Straight Grandmother,

I think it is great that you write a letter. I really do.

But before you do, please do a little bit of research on the subject. And please check in with some activists whose opinions you respect.

Until fairly recently it was the term that the gay community used. It wasn’t intended to say that gay people choose to be gay. And as we came to see that implication, we moved to orientation.

But not everyone got that memo. Within the last month I read a passionate appeal in a newspaper for people to stand up against bigotry and let people marry whomever they love no matter their sexual preference. Sure it wasn’t the best word choice, but their heart was so with us I couldn’t be upset.

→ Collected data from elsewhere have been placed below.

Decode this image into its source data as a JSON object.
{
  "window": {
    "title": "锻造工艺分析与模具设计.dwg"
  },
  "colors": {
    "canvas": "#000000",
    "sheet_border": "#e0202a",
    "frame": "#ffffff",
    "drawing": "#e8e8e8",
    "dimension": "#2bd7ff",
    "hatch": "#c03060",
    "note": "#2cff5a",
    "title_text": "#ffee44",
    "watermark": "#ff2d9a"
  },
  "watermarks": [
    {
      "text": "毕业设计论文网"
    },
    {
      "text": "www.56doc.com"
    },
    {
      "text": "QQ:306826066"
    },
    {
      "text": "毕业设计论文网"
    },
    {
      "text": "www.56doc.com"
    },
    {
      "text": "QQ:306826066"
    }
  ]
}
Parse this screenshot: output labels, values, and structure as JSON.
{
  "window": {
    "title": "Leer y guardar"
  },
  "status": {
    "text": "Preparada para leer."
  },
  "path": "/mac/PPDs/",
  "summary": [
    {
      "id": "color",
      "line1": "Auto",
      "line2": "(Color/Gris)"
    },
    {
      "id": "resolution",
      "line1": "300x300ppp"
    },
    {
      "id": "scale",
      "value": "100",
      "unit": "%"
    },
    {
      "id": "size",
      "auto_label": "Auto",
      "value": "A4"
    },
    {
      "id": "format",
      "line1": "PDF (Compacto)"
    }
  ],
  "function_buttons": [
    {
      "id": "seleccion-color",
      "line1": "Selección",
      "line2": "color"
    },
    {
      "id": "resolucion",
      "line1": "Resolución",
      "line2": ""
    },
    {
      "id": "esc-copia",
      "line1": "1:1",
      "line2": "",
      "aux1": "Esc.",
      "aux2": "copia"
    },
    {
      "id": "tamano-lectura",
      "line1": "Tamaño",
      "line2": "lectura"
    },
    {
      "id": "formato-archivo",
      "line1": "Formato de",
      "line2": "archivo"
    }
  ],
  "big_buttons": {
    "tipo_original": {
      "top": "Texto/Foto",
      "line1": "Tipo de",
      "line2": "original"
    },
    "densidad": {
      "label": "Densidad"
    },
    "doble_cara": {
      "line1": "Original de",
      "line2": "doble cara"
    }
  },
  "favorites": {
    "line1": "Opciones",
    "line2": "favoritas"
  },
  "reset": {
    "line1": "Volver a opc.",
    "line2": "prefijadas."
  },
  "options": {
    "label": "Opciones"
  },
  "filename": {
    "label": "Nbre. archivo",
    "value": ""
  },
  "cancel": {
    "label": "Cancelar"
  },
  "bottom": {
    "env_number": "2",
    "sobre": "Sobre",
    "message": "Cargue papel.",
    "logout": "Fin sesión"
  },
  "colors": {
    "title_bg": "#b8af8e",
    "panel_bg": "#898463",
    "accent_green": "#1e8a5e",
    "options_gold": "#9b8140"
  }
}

(A similar thing I still hear is, “people should be able to marry who they choose to love” which also really means well but carries baggage.)

My take on this is that Judge Boudin thought he was using the appropriate and socially accepted term. In fact, I think he would be surprised that amidst this ruling which is so valuable to our community and which so thoroughly refutes what our detractors claim, that someone is upset by the term he used.

But don’t take my word for it, ask around. And if what I said is echoed by others you respect, perhaps it would be more appropriate to write a letter of thanks for this judge ruling for equality. And perhaps as a minor “by the way” you could let him know that “sexual orientation” is preferred over “sexual preference”.

But really I think that appreciation for the ruling should far outweigh any possible lack in etiquette.

Steve
June 1st, 2012 | LINK

Rational basis plus is not new. It’s taught in law schools and essentially what Lawrence v. Texas used (though that case went out of its way to not clarify the what they actually used)

Jay Jonson
June 1st, 2012 | LINK

It is not true that this is the first time in a DOMA case that federalism was addressed. Indeed, it is central in Judge Tauro’s opinion in the Commonwealth of Massachusetts case. He declared DOMA unconstitutional on the basis of the Tenth Amendment (as wall as equal protections grounds in the Gill case). However, the First Circuit reverses Tauro in regards to the Tenth Amendment. They use federalism only in a very narrow way. This decision in effect lessens the significance of federalism rather than emphasizes it.

This is interesting because Roberts is thought to be a possible sixth vote against DOMA because of his interest in federalism. It may be that Tauro had him in mind in evoking the Tenth Amendment. It may also be that Boudin had Roberts in mind and wanted to evoke federalism without putting Roberts on the spot, especially with the idea that federalism (which even Alito and Scalia are supposed to espouse) means that DOMA must be striken.

Priya Lynn
June 1st, 2012 | LINK

I can’t wait to see what kinds of irrational excuses Scalia is going to come up with for retaining the “defense” of marriage act.